Nous utilisons la publication de ces deux vulnérabilités majeures comme « prétexte » pour étudier la question de l’application des correctifs de sécurité dans les environnements industriels.
Quelques définitions
– SCADA
SCADA est l’acronyme de Supervisory Control and Data Acquisition. Il s’agit d’une partie assez souvent centrale pour un système de contrôle industriel (Industriel Control System – ICS), composée de différents
serveurs/services/postes de travail, notamment :
- Des bases de données stockant les données en provenance du procédé industriel ;
- Des serveurs interagissant avec les équipements terrain (Automates Programmables Industriels,
Remote Terminal Units, etc.) en leur envoyant des ordres et en recevant les données en provenance du procédé industriel via des protocoles spécifiques au monde industriel (exemple de Modbus/TCP, profinet, etc); - Des Interfaces Homme-Machine (IHM) permettant aux opérateurs de visualiser l’état du procédé en temps réel et de contrôler ce dernier via l’envoi d’ordres aux équipements terrain.

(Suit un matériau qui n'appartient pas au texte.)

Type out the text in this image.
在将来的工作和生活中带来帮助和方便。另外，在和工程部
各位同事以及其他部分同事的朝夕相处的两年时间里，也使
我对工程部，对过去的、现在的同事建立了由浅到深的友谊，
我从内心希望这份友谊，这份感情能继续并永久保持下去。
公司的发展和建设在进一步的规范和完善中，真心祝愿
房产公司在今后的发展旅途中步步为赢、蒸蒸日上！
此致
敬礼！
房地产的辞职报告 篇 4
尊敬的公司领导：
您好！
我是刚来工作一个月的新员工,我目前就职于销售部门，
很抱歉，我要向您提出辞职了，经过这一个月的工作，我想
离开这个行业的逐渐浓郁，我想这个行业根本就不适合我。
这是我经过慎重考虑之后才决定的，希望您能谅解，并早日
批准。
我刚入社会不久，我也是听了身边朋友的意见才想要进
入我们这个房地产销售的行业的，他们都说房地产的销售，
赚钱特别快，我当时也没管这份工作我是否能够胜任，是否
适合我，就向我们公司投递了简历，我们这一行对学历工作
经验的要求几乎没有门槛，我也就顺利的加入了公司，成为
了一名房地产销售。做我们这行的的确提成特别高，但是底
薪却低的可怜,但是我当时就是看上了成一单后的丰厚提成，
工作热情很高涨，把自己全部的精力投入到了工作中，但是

La compromission d’un système SCADA pourrait, selon l’industrie ciblée, avoir un impact sur la sûreté du
procédé industriel.
Sûreté
Le terme sûreté, tel que défini dans la norme IEC 61508, correspond à « l’absence de risque inacceptable, de blessure ou d’atteinte à la santé des personnes, directement ou indirectement, résultant d’un dommage au matériel ou à l’environnement ».
Contrairement au monde de l’informatique de gestion où ce sont principalement les problématiques de
confidentialité et d’intégrité des données qui priment, les enjeux des environnements industriels se
concentrent autour de la santé du personnel, de la protection de l’environnement, ainsi que la protection de
l’outil de production et la qualité et conformité de la production.
Constat sur les vulnérabilités de systèmes industriels
80% de toutes les vulnérabilités industrielles ont été divulguées depuis 2011, l’année ayant suivi la découverte de Stuxnet [Source: http://www.scadahacker.com/].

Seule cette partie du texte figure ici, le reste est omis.